When I asked her how she was coping with writing every day, she noted, “It’s really not that bad actually.” That confirmed two things. One, when she first saw that she had to complete fifteen assignments in fifteen class days, she thought that sounded like a miserable task. Two, once she got involved with writing every day she started to get the hang of it. The dread she’d previously felt when she thought of writing subsided some. In some cases, she even enjoyed the task. In other words, the task of having to write more often forced her to confront her fears in small doses, and once she was able to do that, she saw things weren’t that bad; her stress and anxiety levels that normally were associated with her writing subsided some. Considering her own writing in a less relaxed state, some of her other strengths and intelligences were allowed to come into play. When Alyssa was able to write free of the stress and anxiety that normally builds up with papers, she was able to take some of the lessons she’d learned in the past and begin applying them.
Time will tell whether this change is permanent. In the future, she won’t be required to write every day, and it’s hard to see any college student adopting such a regime on their own. However, the requirement to write every day gave her a gift, an insight into what she can do when she’s relaxed and writing in a less stressful state of mind. Hopefully, she’ll continue to improve if she sits down to write more often and does so with the goal of getting back to that state of mind.
I think the benefit of forcing students to sit down and confront their dislike of writing as often as possible can’t be ignored. Sure, this was an ideal student for this exercise, but I’d have never known it until I saw these results. The positive boost she got from seeing herself improve in a very short time was something she really needed to receive. Previously, I had tried to get her to take more responsibility for finishing assignments, but she gained the most tangible results when she learned to put value into the the process of writing. In the past, I’ve emphasized developing strategies for dealing with the stress and anxiety of the “oh, shit” moment, but until now, I’d never thought of how a greater frequency can play a role in improvement.

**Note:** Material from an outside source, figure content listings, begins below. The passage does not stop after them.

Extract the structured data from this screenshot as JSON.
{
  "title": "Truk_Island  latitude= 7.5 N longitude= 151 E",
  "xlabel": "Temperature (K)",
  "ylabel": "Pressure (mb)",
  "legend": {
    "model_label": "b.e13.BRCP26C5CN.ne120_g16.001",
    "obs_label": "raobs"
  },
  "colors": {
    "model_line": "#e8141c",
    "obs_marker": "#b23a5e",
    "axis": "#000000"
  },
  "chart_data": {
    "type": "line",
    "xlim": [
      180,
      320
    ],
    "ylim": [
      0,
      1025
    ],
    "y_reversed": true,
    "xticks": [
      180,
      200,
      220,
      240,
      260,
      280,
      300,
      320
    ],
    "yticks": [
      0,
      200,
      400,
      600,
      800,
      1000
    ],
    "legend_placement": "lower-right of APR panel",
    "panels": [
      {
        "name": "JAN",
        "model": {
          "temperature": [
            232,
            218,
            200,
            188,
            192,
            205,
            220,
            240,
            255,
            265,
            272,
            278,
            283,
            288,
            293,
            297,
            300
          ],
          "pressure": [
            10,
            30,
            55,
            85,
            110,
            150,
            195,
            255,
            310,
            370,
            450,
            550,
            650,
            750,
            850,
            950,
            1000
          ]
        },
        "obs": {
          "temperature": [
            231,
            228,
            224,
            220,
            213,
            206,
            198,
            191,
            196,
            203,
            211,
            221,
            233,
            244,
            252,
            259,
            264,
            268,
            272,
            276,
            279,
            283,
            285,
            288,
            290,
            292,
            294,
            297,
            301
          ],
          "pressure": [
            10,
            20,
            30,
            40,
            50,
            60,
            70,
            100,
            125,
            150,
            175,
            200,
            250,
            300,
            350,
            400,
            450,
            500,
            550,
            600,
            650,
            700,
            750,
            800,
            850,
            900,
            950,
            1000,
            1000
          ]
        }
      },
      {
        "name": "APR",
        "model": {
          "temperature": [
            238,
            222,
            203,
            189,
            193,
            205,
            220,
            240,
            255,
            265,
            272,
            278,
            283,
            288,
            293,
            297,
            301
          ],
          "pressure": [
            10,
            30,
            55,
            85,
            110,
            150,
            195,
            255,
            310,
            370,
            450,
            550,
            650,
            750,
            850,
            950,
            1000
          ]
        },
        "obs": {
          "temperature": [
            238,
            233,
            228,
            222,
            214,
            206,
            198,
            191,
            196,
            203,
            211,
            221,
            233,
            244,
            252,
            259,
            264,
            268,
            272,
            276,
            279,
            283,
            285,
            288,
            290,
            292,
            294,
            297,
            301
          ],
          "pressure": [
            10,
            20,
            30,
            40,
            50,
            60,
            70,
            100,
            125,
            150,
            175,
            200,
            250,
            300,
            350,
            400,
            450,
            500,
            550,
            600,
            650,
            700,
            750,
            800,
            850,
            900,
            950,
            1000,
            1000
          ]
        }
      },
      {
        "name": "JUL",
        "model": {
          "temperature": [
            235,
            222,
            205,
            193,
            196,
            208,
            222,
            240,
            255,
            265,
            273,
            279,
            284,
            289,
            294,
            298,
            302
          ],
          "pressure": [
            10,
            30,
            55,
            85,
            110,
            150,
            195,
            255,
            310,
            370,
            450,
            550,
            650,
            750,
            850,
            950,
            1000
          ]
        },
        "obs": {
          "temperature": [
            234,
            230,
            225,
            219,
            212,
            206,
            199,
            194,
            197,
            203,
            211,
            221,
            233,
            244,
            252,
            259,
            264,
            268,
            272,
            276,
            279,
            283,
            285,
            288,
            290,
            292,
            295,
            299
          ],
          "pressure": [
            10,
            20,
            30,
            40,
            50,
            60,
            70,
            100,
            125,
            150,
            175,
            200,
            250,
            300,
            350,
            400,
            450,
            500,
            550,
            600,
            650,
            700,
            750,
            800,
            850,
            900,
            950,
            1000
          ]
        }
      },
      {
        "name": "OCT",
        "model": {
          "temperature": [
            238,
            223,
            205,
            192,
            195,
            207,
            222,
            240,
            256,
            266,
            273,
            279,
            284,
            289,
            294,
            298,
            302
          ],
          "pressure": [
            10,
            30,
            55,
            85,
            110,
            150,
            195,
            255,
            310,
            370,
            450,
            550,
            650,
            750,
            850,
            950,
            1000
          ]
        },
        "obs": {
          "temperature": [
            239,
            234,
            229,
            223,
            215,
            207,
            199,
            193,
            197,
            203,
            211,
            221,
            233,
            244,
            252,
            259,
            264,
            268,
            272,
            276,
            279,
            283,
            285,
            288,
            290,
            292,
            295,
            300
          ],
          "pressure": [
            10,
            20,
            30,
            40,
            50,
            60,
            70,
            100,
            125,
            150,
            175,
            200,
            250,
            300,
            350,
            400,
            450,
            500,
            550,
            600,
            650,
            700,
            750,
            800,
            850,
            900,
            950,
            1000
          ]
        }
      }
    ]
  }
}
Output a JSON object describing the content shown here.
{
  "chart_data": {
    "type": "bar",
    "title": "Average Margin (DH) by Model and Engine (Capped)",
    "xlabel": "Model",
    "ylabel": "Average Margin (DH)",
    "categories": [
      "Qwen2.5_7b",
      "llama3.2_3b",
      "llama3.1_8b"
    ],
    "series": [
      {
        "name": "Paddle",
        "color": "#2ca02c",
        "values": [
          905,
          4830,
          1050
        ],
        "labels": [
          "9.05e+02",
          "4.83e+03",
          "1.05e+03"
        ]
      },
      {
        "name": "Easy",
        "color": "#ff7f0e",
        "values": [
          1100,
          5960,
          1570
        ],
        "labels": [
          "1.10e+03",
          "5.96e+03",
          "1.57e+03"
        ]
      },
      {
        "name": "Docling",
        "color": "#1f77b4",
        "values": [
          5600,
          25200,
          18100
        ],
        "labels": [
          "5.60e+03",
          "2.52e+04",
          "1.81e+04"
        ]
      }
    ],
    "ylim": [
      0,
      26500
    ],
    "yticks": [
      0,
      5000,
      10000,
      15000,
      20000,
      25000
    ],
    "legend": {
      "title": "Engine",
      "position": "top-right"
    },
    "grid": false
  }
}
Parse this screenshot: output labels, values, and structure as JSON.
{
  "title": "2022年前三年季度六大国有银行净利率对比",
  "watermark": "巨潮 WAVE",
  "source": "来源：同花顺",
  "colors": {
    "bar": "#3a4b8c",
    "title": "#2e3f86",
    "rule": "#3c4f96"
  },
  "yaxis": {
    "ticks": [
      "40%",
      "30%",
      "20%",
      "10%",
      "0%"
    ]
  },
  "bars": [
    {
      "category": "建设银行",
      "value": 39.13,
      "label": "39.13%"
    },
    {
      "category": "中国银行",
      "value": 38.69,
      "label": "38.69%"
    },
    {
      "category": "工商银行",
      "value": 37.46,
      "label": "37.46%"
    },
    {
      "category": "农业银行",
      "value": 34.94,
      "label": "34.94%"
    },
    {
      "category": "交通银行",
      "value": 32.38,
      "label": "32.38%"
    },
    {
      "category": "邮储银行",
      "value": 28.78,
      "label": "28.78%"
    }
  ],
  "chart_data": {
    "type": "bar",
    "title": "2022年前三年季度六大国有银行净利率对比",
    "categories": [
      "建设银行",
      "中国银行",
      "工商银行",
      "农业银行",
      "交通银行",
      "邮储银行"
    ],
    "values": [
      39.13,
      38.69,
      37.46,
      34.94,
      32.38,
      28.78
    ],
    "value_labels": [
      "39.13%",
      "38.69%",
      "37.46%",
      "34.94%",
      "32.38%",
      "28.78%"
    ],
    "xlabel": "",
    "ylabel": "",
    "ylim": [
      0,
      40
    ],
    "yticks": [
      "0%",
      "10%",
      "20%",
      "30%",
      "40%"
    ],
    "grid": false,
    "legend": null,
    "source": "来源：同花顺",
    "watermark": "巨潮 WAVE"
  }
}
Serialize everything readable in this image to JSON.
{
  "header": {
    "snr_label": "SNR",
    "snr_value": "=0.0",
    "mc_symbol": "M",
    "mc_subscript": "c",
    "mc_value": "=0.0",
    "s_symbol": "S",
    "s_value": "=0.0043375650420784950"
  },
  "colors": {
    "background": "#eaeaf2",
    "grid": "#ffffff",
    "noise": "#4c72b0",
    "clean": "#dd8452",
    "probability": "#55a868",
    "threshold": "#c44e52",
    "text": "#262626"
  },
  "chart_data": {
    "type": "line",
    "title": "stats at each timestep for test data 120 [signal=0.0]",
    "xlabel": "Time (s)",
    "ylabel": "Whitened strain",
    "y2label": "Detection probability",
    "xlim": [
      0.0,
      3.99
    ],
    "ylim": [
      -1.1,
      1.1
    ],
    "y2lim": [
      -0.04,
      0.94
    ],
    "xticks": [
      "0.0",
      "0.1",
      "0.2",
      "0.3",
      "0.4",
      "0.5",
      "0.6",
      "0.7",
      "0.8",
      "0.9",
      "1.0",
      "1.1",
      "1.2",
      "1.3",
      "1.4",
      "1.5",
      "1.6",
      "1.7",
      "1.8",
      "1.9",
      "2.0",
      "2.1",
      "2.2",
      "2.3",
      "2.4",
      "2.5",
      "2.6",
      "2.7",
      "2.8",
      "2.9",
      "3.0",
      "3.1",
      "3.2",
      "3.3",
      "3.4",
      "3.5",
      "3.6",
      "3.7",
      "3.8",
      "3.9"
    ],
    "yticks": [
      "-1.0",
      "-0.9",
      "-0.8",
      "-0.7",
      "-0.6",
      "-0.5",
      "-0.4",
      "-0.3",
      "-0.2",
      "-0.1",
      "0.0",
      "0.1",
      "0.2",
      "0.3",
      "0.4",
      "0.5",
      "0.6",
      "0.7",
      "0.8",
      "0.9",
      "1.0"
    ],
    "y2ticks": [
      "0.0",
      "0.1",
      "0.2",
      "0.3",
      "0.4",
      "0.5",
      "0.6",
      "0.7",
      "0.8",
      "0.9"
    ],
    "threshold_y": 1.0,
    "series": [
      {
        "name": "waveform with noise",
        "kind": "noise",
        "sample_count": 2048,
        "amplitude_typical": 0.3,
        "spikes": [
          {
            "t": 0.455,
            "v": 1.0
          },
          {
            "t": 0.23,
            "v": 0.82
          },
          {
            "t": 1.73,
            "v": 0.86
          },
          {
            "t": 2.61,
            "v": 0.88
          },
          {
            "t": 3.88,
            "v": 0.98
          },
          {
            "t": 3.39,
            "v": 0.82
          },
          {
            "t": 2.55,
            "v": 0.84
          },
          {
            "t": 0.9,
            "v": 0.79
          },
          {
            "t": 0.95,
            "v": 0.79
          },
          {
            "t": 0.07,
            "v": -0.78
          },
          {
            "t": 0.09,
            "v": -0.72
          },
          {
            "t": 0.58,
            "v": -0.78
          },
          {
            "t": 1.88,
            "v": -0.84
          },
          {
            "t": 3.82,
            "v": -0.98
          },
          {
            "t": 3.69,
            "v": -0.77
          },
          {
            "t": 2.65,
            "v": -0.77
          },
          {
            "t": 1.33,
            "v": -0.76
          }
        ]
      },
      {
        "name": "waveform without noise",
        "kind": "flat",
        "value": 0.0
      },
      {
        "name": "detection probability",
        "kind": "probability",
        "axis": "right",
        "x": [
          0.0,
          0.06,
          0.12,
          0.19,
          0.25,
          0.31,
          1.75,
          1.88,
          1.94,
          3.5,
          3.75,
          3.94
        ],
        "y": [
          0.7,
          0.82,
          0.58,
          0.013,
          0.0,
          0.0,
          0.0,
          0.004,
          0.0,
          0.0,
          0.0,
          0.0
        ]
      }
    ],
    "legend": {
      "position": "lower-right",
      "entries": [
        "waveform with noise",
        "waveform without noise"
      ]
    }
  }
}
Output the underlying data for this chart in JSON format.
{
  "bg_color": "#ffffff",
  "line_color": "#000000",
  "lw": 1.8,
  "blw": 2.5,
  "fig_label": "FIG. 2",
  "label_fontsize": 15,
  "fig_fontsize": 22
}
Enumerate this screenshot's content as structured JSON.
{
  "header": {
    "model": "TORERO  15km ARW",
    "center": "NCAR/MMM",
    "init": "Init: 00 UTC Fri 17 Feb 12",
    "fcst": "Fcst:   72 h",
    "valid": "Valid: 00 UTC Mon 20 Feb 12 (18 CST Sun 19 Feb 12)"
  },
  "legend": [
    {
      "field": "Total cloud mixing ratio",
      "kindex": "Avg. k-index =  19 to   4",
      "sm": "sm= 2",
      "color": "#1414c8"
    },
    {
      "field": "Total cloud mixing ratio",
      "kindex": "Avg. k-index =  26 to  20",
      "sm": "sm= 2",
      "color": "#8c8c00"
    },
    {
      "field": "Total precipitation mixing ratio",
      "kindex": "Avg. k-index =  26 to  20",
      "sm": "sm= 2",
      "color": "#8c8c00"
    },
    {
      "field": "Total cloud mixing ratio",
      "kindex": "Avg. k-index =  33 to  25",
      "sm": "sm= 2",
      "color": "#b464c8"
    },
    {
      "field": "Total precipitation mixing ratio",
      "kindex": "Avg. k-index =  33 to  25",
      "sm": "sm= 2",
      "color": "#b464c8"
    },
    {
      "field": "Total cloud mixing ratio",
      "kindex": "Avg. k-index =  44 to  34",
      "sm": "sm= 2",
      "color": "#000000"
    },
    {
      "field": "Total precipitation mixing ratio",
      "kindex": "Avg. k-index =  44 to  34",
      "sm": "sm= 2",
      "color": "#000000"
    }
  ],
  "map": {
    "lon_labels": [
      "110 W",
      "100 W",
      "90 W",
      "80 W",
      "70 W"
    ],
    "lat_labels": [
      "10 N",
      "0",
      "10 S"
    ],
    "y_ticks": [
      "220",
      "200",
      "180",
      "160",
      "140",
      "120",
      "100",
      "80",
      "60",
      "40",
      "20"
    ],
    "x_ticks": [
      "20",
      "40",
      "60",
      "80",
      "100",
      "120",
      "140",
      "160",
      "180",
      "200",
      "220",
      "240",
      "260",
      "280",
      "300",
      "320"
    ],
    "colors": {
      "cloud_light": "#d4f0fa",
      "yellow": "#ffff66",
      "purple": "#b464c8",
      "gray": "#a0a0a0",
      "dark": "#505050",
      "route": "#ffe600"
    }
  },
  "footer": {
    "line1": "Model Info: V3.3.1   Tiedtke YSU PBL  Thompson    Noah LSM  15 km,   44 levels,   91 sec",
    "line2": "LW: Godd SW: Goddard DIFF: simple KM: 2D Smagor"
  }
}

For instructors, especially those teaching comp classes with grading loads that are already heavy, the idea of having to see papers from students for every class period (or even every day) might sound daunting, but I should point out that while the professor read and gave some feedback on each essay, these were graded on a check-minus, check, and check-plus scale. And while we’re thinking about the positive benefits of more frequent exposures to stressful situations, I might also point out that reading more student writing could have great effects for the grader as well. So many of the instructors I know procrastinate on grading because they see it as a huge, stressful chore. Perhaps, grading everyday will provide the process to make the later, more intensive grading processes a lot easier. Indeed, you’re bound to know your students better and understand what a student needs to focus on, which can lead to much more substantive comments.
(Note – I feel ethically uneasy about writing about individual students in this blog, so when I’ve written about students in the past, as in The Girl Who Was Bad At Semicolons, I’ve abstracted trends or ideas I’ve seen in several students and put them into one fictional story. However, given the uniqueness of this story, I wanted to stick to one particular student’s story. While Alyssa is not her real name, this student exists and I have sought and received her permission to post this story in this format.)